Algebraic-Programming / LPF

A minimal communication layer for the implementation of immortal algorithms and for facilitating their broad use.
Apache License 2.0
5 stars 1 forks source link

Passing post-install for `mpimsg` engine checks on Ubuntu 22.04 #6

Open alberto-scolari opened 1 year ago

alberto-scolari commented 1 year ago

LPF mpimsg engine currently does not pass post-install checks on Ubuntu 22.04 for several reasons:

  1. the initialization routine breaks
  2. the post-install debug checks hang
  3. the detection of MPI with Clang fails

This issue tracks these problems. I pushed several workarounds for these problems on the branch associated to this issue, but some of them deserve better thinking than what I did.

In the following paragraphs I am detailing each issue with its current workaround.

1. the initialization routine breaks

The mpimsg engine is initialized in the routine mpi_initializer in src/MPI/init.cpp, which expects int argc, char ** argv as parameters to be passed to MPI_thread_Init(). mpi_initializer is invoked during LD_PRELOAD. However, the stack initialization with argc/argv is a non-standard, undocumented feature of the Linux dynamic linker, probably removed in recent versions: the variables are random, related assertions may fail or any access to argv results in segfault.

Current solution: do not use argc/argv, the initialization routine now takes no inputs. Pros: problem solved in a robust way, no need to re-think the solution. Cons: cannot pass implementation-specific parameters to MPI initialization (not used in practice)

2. the post-install debug checks hang

The post-install check at post-install/post-install-test.cmake.in, line 96, hangs with engine = mpimsg and any nprocs (I manually tried 1, which works, but any bigger value does not). The MPI-spawned processes hang. This is due to the call to std::abort() at src/debug/core.cpp, line L939. Some process/library of Ubuntu 22.04 (probably MPI itself, version 4.0 for Ubuntu 22.04) installs a signal handler for SIGABRT (I checked it in the test), which causes the application to hang when the debug library call std::abort().

Current solution: skip post-install debug checks. It is clearly just a hack. A more refined solution would be to have an actual lpf_abort() routine calling MPI_Abort(), but I don't know whether it is in the spirit of LPF. Another possible solution is to remove calls to std::abort() and change the test to properly handle failures. I am not an LPF expert, so I have no preference and there are maybe better solutions. Finally, one can intercept the SIGABRT in each backend to handle failures and call MPI_Abort(), although this may conflict with the underlying MPI implementation.

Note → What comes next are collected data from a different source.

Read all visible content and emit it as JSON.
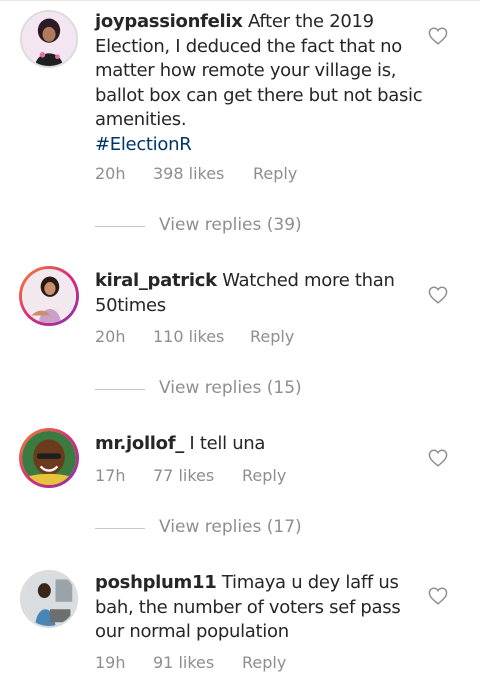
{
  "comments": [
    {
      "username": "joypassionfelix",
      "text": "After the 2019 Election, I deduced the fact that no matter how remote your village is, ballot box can get there but not basic amenities.",
      "hashtag": "#ElectionR",
      "time": "20h",
      "likes": "398 likes",
      "reply": "Reply",
      "view_replies": "View replies (39)"
    },
    {
      "username": "kiral_patrick",
      "text": "Watched more than 50times",
      "time": "20h",
      "likes": "110 likes",
      "reply": "Reply",
      "view_replies": "View replies (15)"
    },
    {
      "username": "mr.jollof_",
      "text": "I tell una",
      "time": "17h",
      "likes": "77 likes",
      "reply": "Reply",
      "view_replies": "View replies (17)"
    },
    {
      "username": "poshplum11",
      "text": "Timaya u dey laff us bah, the number of voters sef pass our normal population",
      "time": "19h",
      "likes": "91 likes",
      "reply": "Reply"
    }
  ],
  "icons": {
    "like": "heart-outline-icon"
  },
  "colors": {
    "hashtag": "#003569",
    "meta": "#8e8e8e"
  }
}
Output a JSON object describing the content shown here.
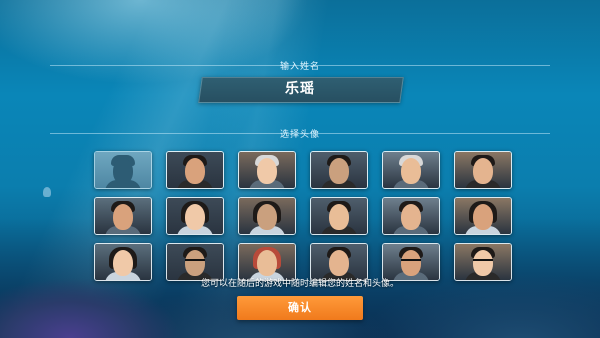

3. detection of MPI with Clang fails

During MPI detection (find_package(MPI) in cmake/mpi.cmake) CMake cannot find it if the compiler passed is Clang. Probably, the compilation of some internal tests fails due to some compiler-specific options that CMake parses. For example, MPICH 4.0 in Ubuntu 22.04 has -flto=auto -ffat-lto-objects in the variable MPI_C_COMPILE_OPTIONS to enable Link-Time Optimization (LTO). This option causes Clang to fail, since the LTO information of MPI binary is built with gcc.

Current solution: if the compiler is Clang, disable LTO during detection via MPI_COMPILER_FLAGS="-fno-lto", which is appended at the end of internal compiler definitions. Pros: binaries are now built also with Clang. Cons: may cause performance degradation (probably small); implicitly assumes MPI to be built with gcc A robust solution may be very complex and may depend on CMake detection logic.

anyzelman commented 1 year ago

For item two, discussion reveals that the debug layer should probably better throw exceptions that are then caught and returned to the calling exec or hook.

@alberto-scolari indicated he would like to clean up the MR further so we may consider this in draft state. Please ping here when the PR is ready for review.